Taking a deep breath, I made myself move. August heat and humidity gave me a wet slap as I stepped out and headed for her door. Nickel clouds hung low and a wind-driven Wal-Mart flyer wrapped itself around my leg like a horny mutt. I kicked it away.

She answered my knock almost immediately, but I could tell from her expression she didn’t know me. To tell the truth, with her hair dried and combed, and color in her cheeks, I barely recognized her. She wore dark blue shorts and a white LaCoste—sans bra, I noticed. I hadn’t appreciated before how attractive she was.

“Yes?”

“Ms. McCormick, I’m Dr. Glyer. We met at the emergency room after you were—”

“Oh, yes! I remember you now.” She gave me a crooked grin that I found utterly charming. “This a house call?”

“In a way.” I felt awkward standing on the threshold. “I was wondering about your foot.”

She stepped back into the room but didn’t ask me in. “Still hurts,” she said. I noticed the bandage on her left heel as she slipped her feet into a pair of backless shoes. “But I get around okay in clogs.”

I scanned the room. A laptop sat on the nightstand, screen-saver fish gliding across its screen. The bed was unmade, two Chinese food containers in the wastebasket, a Wendy’s bag next to the TV on the dresser. The Weather Channel was on, showing a map of Florida with a bright red rectangle superimposed on its midsection. The words
SEVERE THUNDERSTORM WARNING
crawled along the bottom of the screen.

“Glad to hear it. Listen, I’d…I’d like to talk to you about what you said when you were in the ER.”

“Sorry?” she said, cocking her head toward me. “I didn’t catch that.”

I repeated.

“What did I say?” She said it absently as she hurried about the room, stuffing sundry items into her gym bag, one of which I recognized as her lightning detector.

“Something about being with your little boy.”

That got her. She stopped and looked at me. “I said that?”

I nodded. “‘It’s the only way I can be with my little boy,’ to be exact.”

She sighed. “I shouldn’t have said that. I was still off my head from the shock, I guess. Forget it.”

“I can’t. It’s haunted me.”

She stepped closer, staring into my eyes. “Why should that haunt you?”

“Long story. That’s why I was wondering if we might sit down somewhere and—”

“Maybe some other time. I’m just on my way out.”

“Where? Maybe we can go together and talk on the way.”

“You can’t go where I’m going.” She slipped past me and closed the door behind her. She flashed me a bright, excited smile as she turned away. “I’m off to see my little boy.”

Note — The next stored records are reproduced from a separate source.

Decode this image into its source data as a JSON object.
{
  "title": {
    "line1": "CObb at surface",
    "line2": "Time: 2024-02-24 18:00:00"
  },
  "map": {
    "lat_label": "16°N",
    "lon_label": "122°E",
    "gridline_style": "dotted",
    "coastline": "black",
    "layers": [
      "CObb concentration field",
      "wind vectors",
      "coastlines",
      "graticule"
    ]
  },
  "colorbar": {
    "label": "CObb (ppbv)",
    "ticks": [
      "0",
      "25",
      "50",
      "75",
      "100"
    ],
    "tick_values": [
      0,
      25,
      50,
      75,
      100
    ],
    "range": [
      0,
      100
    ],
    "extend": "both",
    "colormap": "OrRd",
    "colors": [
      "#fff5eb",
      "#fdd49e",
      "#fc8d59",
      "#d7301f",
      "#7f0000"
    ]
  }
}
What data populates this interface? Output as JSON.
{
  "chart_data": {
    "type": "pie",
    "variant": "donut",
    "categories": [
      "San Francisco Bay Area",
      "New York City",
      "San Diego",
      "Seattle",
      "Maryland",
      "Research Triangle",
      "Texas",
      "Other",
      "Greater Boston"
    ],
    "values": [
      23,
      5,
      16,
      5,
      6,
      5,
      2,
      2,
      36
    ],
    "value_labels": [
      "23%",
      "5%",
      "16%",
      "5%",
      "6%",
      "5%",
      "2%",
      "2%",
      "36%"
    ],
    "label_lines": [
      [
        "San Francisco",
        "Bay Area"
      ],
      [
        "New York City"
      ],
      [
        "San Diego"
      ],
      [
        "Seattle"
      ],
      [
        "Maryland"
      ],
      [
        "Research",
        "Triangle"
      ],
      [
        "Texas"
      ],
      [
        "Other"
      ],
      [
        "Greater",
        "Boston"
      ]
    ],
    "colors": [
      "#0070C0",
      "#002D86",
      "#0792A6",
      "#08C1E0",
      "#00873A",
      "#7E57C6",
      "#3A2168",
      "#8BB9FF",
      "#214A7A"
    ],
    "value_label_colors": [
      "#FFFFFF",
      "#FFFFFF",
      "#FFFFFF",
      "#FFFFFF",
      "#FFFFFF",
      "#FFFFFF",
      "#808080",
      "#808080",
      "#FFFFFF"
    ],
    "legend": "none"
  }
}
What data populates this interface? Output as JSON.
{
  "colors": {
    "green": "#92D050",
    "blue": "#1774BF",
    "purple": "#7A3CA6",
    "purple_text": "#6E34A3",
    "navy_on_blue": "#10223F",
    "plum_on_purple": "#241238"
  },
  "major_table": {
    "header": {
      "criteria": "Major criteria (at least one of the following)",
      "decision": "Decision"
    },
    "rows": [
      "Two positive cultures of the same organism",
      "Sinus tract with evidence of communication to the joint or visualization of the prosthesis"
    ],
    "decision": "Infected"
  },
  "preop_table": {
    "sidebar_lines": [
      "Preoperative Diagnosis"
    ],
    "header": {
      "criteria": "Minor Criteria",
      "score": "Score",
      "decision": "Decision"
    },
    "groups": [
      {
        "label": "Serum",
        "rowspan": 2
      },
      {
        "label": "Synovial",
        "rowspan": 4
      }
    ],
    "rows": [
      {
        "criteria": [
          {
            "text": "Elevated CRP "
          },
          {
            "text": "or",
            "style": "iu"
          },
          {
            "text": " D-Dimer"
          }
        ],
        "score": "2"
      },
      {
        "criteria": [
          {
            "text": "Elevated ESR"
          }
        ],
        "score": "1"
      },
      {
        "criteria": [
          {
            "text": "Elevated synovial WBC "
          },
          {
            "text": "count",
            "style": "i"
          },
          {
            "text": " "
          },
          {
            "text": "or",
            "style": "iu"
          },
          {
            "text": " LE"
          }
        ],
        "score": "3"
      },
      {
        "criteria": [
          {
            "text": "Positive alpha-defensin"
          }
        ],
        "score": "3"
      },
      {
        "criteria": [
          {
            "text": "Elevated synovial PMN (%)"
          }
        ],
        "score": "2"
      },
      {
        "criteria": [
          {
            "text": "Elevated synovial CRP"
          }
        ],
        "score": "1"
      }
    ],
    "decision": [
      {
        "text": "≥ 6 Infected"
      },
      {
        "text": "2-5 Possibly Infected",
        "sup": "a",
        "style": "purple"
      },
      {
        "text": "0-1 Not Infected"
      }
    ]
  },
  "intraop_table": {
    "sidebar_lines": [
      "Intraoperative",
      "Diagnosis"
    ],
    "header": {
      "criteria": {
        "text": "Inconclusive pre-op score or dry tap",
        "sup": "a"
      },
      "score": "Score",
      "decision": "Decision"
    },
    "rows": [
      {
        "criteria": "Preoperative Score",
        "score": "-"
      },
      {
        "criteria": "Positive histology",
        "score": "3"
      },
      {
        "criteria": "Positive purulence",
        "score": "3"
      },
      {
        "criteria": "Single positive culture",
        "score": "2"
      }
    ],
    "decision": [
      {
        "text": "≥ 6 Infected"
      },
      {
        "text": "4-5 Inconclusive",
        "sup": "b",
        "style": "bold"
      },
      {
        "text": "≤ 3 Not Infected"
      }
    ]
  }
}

I watched her get into a white Mercedes Benz with Jersey plates. As she pulled away, I hurried to my car and followed. Her haste, the approaching storm, the lightning detector…I had a bad feeling about this.

I didn’t bother hanging back—I doubted she knew what kind of car I was driving, or would be checking for anyone following her. She turned off 98 onto a two-lane blacktop that ran straight as the proverbial arrow toward the western horizon. A lot of Florida roads are like that. Why? Because they can be. The state is basically a giant sandbar, flat as a flounder’s belly, and barely above sea level. Roads here don’t have to wind around hills and valleys, so they’re laid out as the shortest distance between two points.